Feeling lonely? Visit the bathroom.
I offer now my own Dave Barry style contribution to Murphy’s Law; nothing scatological need be implied by the title.
I don’t know what cosmic law of attraction is involved, but as a mostly private person, I’ve found that the best way to abort a lonely fugue right at the onset is a quick trip to a bathroom, wherever I live, whoever I live with, and whatever I’m doing. If I’m home alone, this trip inevitably triggers my dogs’ collective Spidey Sense; they might forget all about me for a couple of hours if I’m sitting and working, but if I close a door, they leap to attention – “Something’s not right! A door has been closed somewhere!” Instant dog attention. Whining, door scratching, the sound of a multiple dog noses at the door jamb.
If my wife is home and involved with her own affairs elsewhere in the house, nothing will trigger her instinct to count how many Q Tips we have left or catching up on that “moving hairbrushes from one bathroom to another” project quicker than entering a bathroom on the other side of the house. (“Oh, I’m sorry! I didn’t know you were in there.”) If my daughter is home, too, all I have to do is close the door, and even though she might be sound asleep or deeply engaged in a puzzle or movie 600 feet away, suddenly she’s on the other side shaking the handle and yelling, “Daddy! The door’s locked! I’m trying to get in and I can’t! Daddy? Can you hear me?” Maybe she has an innate sense of enticing warm water flowing into a bath tub, but her timing is uncanny. To be fair, she does it with my office, too. I’ve had (a thankfully small number of) stressful conference calls as the predictable result. “So blah blah the deliverables blah blah dependencies blah blah very important timelines” “DADDDDDYYYYYY!!! THE DOOR IS LOCKED!!!!!!!! CAN YOU HEAR MEEE!!!????????” If I’m lucky, another adult stops the yelling, which she really doesn’t do except when I’m on the phone. If I’m very lucky, she doesn’t have a friend helping her.
And if I’m home totally, absolutely alone – not even the dogs are there for some reason – then it’s a pretty sure way to trigger that phone call I’ve been waiting for; it’s fair to say that the more involved the visit to the bathroom, the more important the call will be – maybe “telemarketers + toothbrushing,” versus, say, “boss + bath.” (I don’t technically have a boss, but I couldn’t think of any bathroom activities that start the same as “client.” And that’s not a challenge to anyone.) Directly proportional rather than inversely.

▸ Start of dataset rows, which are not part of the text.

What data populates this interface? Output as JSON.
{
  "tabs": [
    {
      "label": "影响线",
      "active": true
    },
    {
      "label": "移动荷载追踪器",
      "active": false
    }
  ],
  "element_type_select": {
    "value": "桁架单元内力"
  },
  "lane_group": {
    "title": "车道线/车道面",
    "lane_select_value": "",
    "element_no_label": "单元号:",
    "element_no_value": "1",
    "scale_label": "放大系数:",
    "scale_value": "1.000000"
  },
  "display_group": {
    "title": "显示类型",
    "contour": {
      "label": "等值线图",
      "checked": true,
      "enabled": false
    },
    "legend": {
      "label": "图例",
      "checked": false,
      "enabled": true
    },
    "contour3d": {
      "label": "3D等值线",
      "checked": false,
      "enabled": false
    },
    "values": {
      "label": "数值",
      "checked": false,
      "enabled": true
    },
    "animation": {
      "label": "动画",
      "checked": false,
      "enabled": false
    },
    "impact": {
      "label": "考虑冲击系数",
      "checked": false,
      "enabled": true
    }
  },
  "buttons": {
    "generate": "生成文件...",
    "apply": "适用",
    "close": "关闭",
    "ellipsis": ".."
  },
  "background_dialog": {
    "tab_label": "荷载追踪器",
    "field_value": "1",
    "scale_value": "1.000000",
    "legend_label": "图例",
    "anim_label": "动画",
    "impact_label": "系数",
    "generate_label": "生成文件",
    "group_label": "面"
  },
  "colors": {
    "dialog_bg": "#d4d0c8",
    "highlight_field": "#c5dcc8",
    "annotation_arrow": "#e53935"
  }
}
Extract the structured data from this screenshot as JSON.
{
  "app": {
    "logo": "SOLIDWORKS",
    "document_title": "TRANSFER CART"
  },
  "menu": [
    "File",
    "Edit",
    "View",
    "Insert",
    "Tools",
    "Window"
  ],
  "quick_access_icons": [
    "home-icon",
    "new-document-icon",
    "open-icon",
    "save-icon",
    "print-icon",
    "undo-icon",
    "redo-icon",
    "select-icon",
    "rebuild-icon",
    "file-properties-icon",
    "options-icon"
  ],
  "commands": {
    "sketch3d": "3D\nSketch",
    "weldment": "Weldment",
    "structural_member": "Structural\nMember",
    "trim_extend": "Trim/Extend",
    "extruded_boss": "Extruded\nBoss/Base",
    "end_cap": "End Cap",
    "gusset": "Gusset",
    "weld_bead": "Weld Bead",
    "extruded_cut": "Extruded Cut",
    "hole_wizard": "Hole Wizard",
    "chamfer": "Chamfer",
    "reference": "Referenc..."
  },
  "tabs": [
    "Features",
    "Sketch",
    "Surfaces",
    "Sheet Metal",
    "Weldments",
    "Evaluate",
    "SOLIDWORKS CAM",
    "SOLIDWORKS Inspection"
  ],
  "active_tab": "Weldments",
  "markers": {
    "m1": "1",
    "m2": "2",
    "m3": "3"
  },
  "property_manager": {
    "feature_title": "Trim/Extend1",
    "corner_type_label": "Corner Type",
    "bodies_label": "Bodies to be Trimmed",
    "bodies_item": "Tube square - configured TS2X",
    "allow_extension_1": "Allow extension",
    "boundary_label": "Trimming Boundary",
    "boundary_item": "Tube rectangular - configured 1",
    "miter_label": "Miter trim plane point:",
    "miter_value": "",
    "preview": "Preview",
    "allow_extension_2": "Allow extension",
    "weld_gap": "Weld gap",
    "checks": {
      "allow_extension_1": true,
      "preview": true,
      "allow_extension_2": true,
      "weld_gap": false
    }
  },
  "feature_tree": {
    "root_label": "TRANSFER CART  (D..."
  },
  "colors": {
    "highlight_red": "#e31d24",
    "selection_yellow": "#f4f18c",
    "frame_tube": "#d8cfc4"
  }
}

It doesn’t actually matter what triggers the visit to the bathroom, and now that I think about it, it doesn’t actually matter if I close the door. I might be brushing my teeth, shaving, or even just stepping in for a moment to look for a book or the damned cordless phone. Doesn’t matter. The 23.5 hours a day I’m not in one of those rooms, nobody else is either most of the time. Powerful cosmic, karmic forces are put into play those other few minutes, because 7 days a week, 24 hours a day, decades at a time, it never fails. Spiritual laws state that “like attracts like,” but there’s something about “seeking a moment of privacy” that inverts and then magnifies my efforts. Inversely proportional rather than directly proportional. Maybe there are exceptions to spiritual rules, like English has with spelling rules. (“I before E except for something something.” In this case, “Like attracts like, UNLESS THAT ONE GUY WANTS A SINGLE MOMENT OF PRIVACY!!!!! EVER!!!!!! HAHAHHHAHAHAHHAHAHA!” Something along those lines.)
At least it’s nice to uncover some kind of natural law that works most of the time.